Three Women and a Noisy Girl

Three Women and a Noisy Girl

Mike Albo, Alice Tuan look at women’s freedom in an age of anxiety

In a time when anxieties over personal safety have us seeking solace in the artifice of reality TV, two ambitious works question the rules by which we live, the role of women in that world, and the very concept of what is real.

Playwright and performer Mike Albo stages his original work, “3 Women in Indecision,” while Alice Tuan tackles the Middleton & Dekker comedy from 1611, “The Roaring Girle.”

Albo, of Dazzle Dancer fame, presents an innovative, if slightly disjointed work, showing in three vignettes how women who initially are self-assured reach pivotal, life-changing moments only to discover that others call the shots.

In the first, Helen, a receptionist at a New Age-y wellness center, accidentally kills a potential client/potential terrorist frustrated at the screening process. A disembodied voice that instructs Helen to follow the “PLAM” procedure to test the unfortunate corpse for trip wires is alternately ready to sacrifice Helen, or make her a hero.

The second vignette opens on the set of “Entertainment Eye,” a Hollywood-insider news show hosted by two dissembling anchors––they appear all-American, but he adopts a false Texas twang, and she is a lesbian. As anchor Candace dashes home to recharge her WorldPhone, she is accidentally doused by carbonated water, to which she is deathly allergic. Forced to deliver a surreal deathbed broadcast, Candace is even upstaged in death, as her shiny-suited co-host asks, “Frank, do you want to get me reacting to that?”

The fun times keep rolling when Denise and Jess, winners of the reality TV show “Seduction Mansion,” vacation in the island resort of Cleightwasjh. After an avenging ghost threatens to drag Denise to a watery grave, the players unmask themselves, and the joke is on her: the island resort was the real reality show. Jess delivers the same “I want to discover each other outside this magical place” speech as at the end of the fake reality show, and Denise is left to guess what is real.

Albo’s use of video, depicting reality TV sexcapades with Barbie Dolls, is reminiscent of Todd Haynes’ “Superstar: The Karen Carpenter Story.”

Though the three protagonists succeed in their (albeit very artificial) occupations, they ultimately have no control over their life. “3 Women” examines how technology empowers but simultaneously disappoints us, and questions whether artifice is in fact what we value.

In “The Roaring Girle,” Tuan also questions our values by examining the arbitrary rules by which we live.

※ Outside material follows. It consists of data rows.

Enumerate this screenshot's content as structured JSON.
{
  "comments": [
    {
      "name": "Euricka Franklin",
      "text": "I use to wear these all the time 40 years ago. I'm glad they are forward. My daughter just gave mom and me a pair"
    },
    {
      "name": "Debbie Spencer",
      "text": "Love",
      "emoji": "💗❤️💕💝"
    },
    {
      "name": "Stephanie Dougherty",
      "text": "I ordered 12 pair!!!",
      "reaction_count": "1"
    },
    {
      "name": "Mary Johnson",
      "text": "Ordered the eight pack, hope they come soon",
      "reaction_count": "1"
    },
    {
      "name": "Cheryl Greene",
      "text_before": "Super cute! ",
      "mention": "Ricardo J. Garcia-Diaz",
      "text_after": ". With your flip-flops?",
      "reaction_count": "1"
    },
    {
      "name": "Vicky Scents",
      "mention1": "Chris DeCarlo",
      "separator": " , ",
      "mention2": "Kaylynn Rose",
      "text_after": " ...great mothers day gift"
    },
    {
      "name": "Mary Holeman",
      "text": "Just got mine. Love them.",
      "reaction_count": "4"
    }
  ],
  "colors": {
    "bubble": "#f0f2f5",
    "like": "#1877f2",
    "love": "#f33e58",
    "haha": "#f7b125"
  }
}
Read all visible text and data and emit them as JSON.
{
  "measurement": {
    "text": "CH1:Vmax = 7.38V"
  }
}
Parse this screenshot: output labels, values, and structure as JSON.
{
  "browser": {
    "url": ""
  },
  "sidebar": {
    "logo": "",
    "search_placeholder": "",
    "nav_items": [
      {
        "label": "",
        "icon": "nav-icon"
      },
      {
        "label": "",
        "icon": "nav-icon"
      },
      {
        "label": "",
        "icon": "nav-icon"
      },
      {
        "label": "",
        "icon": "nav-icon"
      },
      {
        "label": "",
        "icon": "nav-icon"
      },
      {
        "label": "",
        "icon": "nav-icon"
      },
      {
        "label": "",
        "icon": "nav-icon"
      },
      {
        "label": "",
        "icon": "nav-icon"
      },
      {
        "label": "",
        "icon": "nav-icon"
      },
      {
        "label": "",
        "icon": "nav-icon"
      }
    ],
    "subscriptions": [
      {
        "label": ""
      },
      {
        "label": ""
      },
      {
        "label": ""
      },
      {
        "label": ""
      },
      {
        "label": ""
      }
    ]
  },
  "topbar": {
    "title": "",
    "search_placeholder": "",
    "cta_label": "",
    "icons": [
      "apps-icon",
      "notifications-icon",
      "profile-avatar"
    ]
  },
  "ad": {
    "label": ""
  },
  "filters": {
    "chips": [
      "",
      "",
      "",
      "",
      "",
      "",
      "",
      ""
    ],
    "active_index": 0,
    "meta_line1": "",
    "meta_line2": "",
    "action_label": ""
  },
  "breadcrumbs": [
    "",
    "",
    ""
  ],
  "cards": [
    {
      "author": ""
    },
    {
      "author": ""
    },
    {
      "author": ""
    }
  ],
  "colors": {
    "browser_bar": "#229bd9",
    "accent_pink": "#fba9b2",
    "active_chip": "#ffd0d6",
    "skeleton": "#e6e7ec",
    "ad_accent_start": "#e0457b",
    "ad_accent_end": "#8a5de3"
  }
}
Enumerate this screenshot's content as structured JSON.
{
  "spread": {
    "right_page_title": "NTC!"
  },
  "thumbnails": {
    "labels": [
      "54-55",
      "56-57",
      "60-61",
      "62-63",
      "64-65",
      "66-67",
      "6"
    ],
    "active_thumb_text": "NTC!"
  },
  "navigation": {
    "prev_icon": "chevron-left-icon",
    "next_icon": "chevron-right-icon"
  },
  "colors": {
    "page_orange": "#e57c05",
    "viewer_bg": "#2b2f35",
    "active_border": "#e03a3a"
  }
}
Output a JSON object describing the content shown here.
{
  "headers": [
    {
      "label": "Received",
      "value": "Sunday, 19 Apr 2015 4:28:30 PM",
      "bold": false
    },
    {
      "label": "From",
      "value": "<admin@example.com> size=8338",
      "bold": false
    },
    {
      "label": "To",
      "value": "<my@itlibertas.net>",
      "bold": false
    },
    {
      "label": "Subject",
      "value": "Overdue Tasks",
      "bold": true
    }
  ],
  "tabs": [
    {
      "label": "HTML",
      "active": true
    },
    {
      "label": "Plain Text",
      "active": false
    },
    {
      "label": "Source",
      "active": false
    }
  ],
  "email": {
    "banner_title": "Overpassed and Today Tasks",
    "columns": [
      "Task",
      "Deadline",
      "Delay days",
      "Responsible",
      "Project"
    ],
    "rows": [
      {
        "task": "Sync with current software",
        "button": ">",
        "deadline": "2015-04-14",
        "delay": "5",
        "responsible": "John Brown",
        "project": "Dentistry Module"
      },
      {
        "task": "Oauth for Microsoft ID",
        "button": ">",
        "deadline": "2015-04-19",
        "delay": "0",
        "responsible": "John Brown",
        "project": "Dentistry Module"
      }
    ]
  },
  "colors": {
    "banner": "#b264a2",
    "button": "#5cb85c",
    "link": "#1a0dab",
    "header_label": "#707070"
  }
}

Tuan swims against the tide in staging this Jacobean play, considered all but unproduceable, with five subplots, 48 characters, and an unusual sense of satire.

The story revolves around Moll Cutpurse, 17th century London’s most notorious cross-dresser. This “Roaring Girle” helps empower poor Mary Fitzallard to wed Sebastian, son of the power-hungry Magistrate Wengrave.

This is a timeworn tale, but Tuan turns it on its head by setting it in a modern day dystopia, where “free speech” costs, theater is illegal, beauty is mandatory, and days have corporate sponsorship.

Where others are content to sidestep the law, the leggy Cutpurse, a “girlfriend queer in the front and the rear, him or her, it’s not so clear,” flaunts it; she smokes, drinks, steals, and holds an open casting call for her play.

The players stage a marriage, where the magistrate eventually consents to the union of Sebastian and Mary, fearing his son will marry Moll.

“This is what you might call, officer, a reality show,” says Cutpurse when apprehended, answering the running query, “Is this a wedding, or is it theater?”

The cast, including downtown luminary John Epperson, aka Lypsinka, gives a first-rate performance. Okwui Okpokwasili, as Moll, rises to the challenge of how to fit “fuck” into iambic pentameter.

The city street set is akin to a Renaissance fair, meshing wooden storefronts with bodega awnings where vendors hawk bread, batteries, and Henri Bendel.

The players are similarly discordant, clad in codpieces and Converse, heavy gowns, and high-heel sneakers. A lute player plucks out Led Zeppelin while a lover raps in meter to her fanny-pack sporting fiancé. When matters turn to money, players throw open windows and chime “Ka-ching!” a la “Rowan and Martin’s Laugh-In.”

The production quality soars, but ultimately, history trumps, as the play has simply too much going on to translate well onstage.

But Tuan, like Albo, makes a strong statement about our Patriot Act society where free speech exacts a crippling price; where women are a commodity served up to a midget groom, but gays are prevented from tying the knot.